One great benefit of this study was the knowledge exchange and introducing quality controlled antibiotic susceptibility determination including that of ESBL-detection at the routine clinical bacteriology laboratory at KCMC as all analyses were performed in this laboratory. This will hopefully increase the possibility of future clinical studies and better guidance in the use of antibiotics for clinical care in the present settings.

Conclusion

This is one of few studies from Sub-Saharan Africa assessing the prevalence of ESBL producing E. coli and K. pneumoniae in young febrile children admitted at three different health care levels within one region. Clinical EPE-infections as confirmed by culture were very rare, despite rather high carriage rates especially in the youngest children and those admitted to the tertiary hospital. No sociodemographic factor could be correlated to EPE-carriage.
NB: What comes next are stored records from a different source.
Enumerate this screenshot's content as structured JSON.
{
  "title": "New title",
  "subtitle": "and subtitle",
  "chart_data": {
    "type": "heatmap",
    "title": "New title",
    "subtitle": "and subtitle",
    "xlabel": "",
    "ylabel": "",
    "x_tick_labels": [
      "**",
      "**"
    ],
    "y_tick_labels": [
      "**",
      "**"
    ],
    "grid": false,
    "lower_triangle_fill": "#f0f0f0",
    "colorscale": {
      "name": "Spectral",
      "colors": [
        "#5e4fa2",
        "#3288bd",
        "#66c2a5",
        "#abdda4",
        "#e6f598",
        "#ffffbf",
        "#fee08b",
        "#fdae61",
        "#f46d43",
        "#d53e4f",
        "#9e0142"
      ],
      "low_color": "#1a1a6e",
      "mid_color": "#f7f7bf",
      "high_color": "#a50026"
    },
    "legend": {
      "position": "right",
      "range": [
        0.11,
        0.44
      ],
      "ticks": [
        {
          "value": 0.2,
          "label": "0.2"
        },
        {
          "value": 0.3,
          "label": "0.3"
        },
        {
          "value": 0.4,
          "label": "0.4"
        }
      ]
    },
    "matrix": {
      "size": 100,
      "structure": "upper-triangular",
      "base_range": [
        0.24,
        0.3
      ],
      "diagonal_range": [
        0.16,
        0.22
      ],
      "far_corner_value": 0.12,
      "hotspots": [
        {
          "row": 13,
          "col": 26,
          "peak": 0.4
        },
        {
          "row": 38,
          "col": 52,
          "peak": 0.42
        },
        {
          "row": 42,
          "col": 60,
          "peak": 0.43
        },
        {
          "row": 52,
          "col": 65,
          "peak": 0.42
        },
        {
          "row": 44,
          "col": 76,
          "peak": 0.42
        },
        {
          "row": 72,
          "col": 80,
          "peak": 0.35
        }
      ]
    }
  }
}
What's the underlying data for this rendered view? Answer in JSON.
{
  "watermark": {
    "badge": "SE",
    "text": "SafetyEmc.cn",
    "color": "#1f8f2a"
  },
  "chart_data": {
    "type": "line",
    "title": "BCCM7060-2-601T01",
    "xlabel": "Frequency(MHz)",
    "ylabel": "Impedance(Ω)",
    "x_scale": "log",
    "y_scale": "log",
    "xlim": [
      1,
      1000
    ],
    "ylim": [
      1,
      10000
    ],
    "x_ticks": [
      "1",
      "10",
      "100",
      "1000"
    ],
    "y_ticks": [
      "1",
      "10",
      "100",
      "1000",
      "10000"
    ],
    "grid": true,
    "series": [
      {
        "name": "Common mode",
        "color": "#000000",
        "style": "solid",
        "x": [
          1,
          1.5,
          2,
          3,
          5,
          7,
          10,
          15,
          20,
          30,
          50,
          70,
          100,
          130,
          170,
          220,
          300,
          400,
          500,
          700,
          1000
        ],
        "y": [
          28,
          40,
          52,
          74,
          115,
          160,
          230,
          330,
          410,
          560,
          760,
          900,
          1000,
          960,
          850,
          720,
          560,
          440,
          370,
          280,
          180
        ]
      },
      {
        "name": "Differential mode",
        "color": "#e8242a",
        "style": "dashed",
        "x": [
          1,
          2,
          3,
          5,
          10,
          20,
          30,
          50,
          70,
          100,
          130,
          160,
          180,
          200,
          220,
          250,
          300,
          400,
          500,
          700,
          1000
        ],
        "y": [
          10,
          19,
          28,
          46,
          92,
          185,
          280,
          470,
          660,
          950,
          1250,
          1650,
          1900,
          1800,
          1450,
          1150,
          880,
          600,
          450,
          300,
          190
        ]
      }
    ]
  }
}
Patients admitted to ICU and to the tertiary hospital were more likely to carry EPE. Higher rates were also observed in those with a previous history of antibiotic treatment, but this difference was not significant after adjustment for age. Very high resistance to first line antibiotics such as ampicillin, amoxicillin-clavulanic acid and trimethoprim-sulfamethoxazole in the fecal EPE as well as the non ESBL-producing E coli isolates is a matter of concern as well as high resistance to gentamicin and ciprofloxacin in EPE. Resistance to meropenem in fecal E. coli was also noted though rare in the EPE-isolates.

In the present study we found alarmingly high resistance rates to the most used antibiotics in all levels of the health care system. This demands an urgent need of antibiotic stewardship programs, not only in the hospitals, but also in the primary health care. A continuous high use of antibiotics will soon render these drugs ineffective against infections caused by common bacterial agents, including E. coli. For children in advanced care the need of clinical culture sampling in case of suspected infection becomes obvious and needs to be enforced. This study clearly demonstrates that local bacteriological diagnostics, including ESBL-identification and antibiotic susceptibility testing can be implemented in the routine diagnostics in resource-limited settings.